The period between the decision to terminate the GOCO model was short, leaving little time to develop new processes, acquire new tools and systems or adequately train staff to facilitate the creation of a new accounting boundary.
While DE&S was able to support its direct staff costs and communicated costs, as a result of the DE&S financial systems and processes not being sufficiently developed to support the creation of a new accounting boundary, it was unable to provide the C&AG with sufficient evidence to fully support private sector support costs, other programme costs, and the related trade and other payables balance recorded in the financial statements.

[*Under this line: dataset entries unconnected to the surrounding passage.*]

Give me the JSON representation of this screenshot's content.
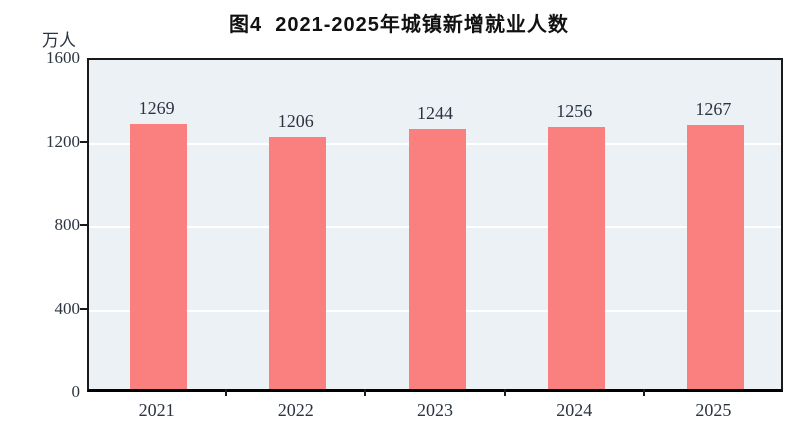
{
  "chart_data": {
    "type": "bar",
    "title": "图4  2021-2025年城镇新增就业人数",
    "unit_label": "万人",
    "categories": [
      "2021",
      "2022",
      "2023",
      "2024",
      "2025"
    ],
    "values": [
      1269,
      1206,
      1244,
      1256,
      1267
    ],
    "xlabel": "",
    "ylabel": "万人",
    "ylim": [
      0,
      1600
    ],
    "yticks": [
      0,
      400,
      800,
      1200,
      1600
    ],
    "grid": "horizontal",
    "legend": "none",
    "colors": {
      "bar": "#fa8080",
      "plot_background": "#ecf1f6",
      "gridline": "#ffffff",
      "axis": "#1a1a1a",
      "text": "#2b3440",
      "title": "#111111",
      "page_background": "#ffffff"
    }
  }
}
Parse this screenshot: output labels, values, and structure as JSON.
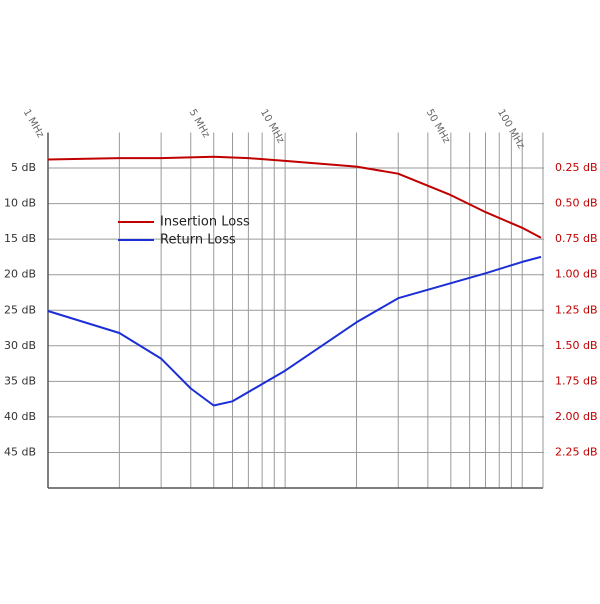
{
  "chart_data": {
    "type": "line",
    "xscale": "log",
    "xlim": [
      1,
      120
    ],
    "xticks": [
      {
        "value": 1,
        "label": "1 MHz"
      },
      {
        "value": 5,
        "label": "5 MHz"
      },
      {
        "value": 10,
        "label": "10 MHz"
      },
      {
        "value": 50,
        "label": "50 MHz"
      },
      {
        "value": 100,
        "label": "100 MHz"
      }
    ],
    "xminor_ticks": [
      2,
      3,
      4,
      6,
      7,
      8,
      9,
      20,
      30,
      40,
      60,
      70,
      80,
      90
    ],
    "ylim": [
      50,
      0
    ],
    "yticks": [
      {
        "value": 5,
        "label": "5 dB"
      },
      {
        "value": 10,
        "label": "10 dB"
      },
      {
        "value": 15,
        "label": "15 dB"
      },
      {
        "value": 20,
        "label": "20 dB"
      },
      {
        "value": 25,
        "label": "25 dB"
      },
      {
        "value": 30,
        "label": "30 dB"
      },
      {
        "value": 35,
        "label": "35 dB"
      },
      {
        "value": 40,
        "label": "40 dB"
      },
      {
        "value": 45,
        "label": "45 dB"
      }
    ],
    "y2lim": [
      2.5,
      0
    ],
    "y2ticks": [
      {
        "value": 0.25,
        "label": "0.25 dB"
      },
      {
        "value": 0.5,
        "label": "0.50 dB"
      },
      {
        "value": 0.75,
        "label": "0.75 dB"
      },
      {
        "value": 1.0,
        "label": "1.00 dB"
      },
      {
        "value": 1.25,
        "label": "1.25 dB"
      },
      {
        "value": 1.5,
        "label": "1.50 dB"
      },
      {
        "value": 1.75,
        "label": "1.75 dB"
      },
      {
        "value": 2.0,
        "label": "2.00 dB"
      },
      {
        "value": 2.25,
        "label": "2.25 dB"
      }
    ],
    "grid": true,
    "legend": "upper-left",
    "y2_color": "#c00000",
    "series": [
      {
        "name": "Insertion Loss",
        "color": "#c00000",
        "axis": "y2",
        "x": [
          1,
          2,
          3,
          5,
          7,
          10,
          20,
          30,
          50,
          70,
          100,
          120
        ],
        "values": [
          0.19,
          0.18,
          0.18,
          0.17,
          0.18,
          0.2,
          0.24,
          0.29,
          0.44,
          0.56,
          0.67,
          0.74
        ]
      },
      {
        "name": "Return Loss",
        "color": "#1c2fd6",
        "x": [
          1,
          2,
          3,
          4,
          5,
          6,
          10,
          20,
          30,
          50,
          70,
          100,
          120
        ],
        "values": [
          25.1,
          28.2,
          31.8,
          36.0,
          38.4,
          37.8,
          33.5,
          26.7,
          23.3,
          21.2,
          19.8,
          18.2,
          17.5
        ]
      }
    ]
  }
}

Some reported transactions and allocations were not fully supported by the underlying source documentation; some transactions recorded did not relate to the 2014-15 financial year; and some transactions did not accord with the defined accounting boundary. The C&AG has therefore limited the scope of his opinion on the financial statements in respect of the £439.638 million of private sector support costs, £73.769 million of other programme costs, and the related £122.214 million trade and other payables.
DE&S will continue to face a significant challenge to identify and record those private sector support costs and, to a lesser degree, other programme costs to a level of accuracy to support a clear audit opinion in future years. It recognises that it will need to put in place processes to support accurate recording of transactions in future.